Figure "Agent shared
library overview" also shows that the
libarm4.so
library in turn uses different datasink
shared libraries which are loaded at runtime according to the
current configuration. Here the mysql datasink library
libmyarm_mysqlsink.so
is shown which stores ARM data
which originating in the libarm4.so
library into a
MySQL database.
Multi-threading versus Single-threading
The ARM 4.0 standard states that any ARM implementation has to be thread-safe. The MyARM implementation uses threads of their own to process measured data (Figure "Agent data processing thread pipeline"). Therefore if you use MyARM in a single-threaded program it is not really single-threaded but the interference between the instrumented application and the MyARM agent is reduced to a minimum regardless which configuration is used.
Response times
The ARM standard defines response times measured in nanoseconds. Not all systems today provide such a high granularity of time stamps. table Response time granularity shows on which platform MyARM provides which granularity of response time measurements.

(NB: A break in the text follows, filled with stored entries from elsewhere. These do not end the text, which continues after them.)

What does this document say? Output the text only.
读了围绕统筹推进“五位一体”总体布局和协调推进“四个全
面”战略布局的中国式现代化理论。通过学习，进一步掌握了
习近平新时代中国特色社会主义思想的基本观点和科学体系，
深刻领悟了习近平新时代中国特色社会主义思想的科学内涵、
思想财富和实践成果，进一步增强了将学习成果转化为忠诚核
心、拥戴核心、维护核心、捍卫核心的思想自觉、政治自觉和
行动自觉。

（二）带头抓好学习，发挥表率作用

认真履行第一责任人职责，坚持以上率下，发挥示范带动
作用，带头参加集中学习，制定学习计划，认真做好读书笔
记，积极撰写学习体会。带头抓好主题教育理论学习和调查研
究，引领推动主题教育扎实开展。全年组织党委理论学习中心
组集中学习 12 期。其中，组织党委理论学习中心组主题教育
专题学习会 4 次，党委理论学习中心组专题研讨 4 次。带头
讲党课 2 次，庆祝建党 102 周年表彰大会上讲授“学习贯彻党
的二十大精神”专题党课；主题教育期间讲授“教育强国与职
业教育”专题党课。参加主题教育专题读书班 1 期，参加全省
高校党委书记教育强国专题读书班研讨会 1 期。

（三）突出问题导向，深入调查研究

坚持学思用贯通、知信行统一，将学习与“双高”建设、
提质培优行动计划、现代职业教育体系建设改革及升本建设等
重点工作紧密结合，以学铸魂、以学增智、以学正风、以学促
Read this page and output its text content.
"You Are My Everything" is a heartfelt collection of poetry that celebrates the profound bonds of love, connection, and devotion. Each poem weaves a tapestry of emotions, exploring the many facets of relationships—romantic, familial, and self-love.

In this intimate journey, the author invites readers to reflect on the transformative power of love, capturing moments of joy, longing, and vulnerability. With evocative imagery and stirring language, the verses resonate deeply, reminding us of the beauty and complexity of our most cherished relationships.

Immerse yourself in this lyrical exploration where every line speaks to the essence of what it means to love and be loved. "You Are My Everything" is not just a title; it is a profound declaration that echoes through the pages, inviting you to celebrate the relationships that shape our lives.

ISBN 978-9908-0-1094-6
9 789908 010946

Platform | Granularity | Description |
Linux (x86, amd64) | nanoseconds | using clock_gettime() system call |
Windows (x86, amd64) | microseconds | using GetSystemTimeAsFileTime() system call |
Return codes
The ARM 4.0 C Binding describes that a negative return code for any of the API calls indicates an error, a zero return code a success and a positive return code a warning. The MyARM specific return codes are documented in the agent reference appendix.
Overhead
An overview of the performance impact by using the MyARM ARM 4.0 C Binding is documented in the appendix ARM 4.0 C Binding agent overhead.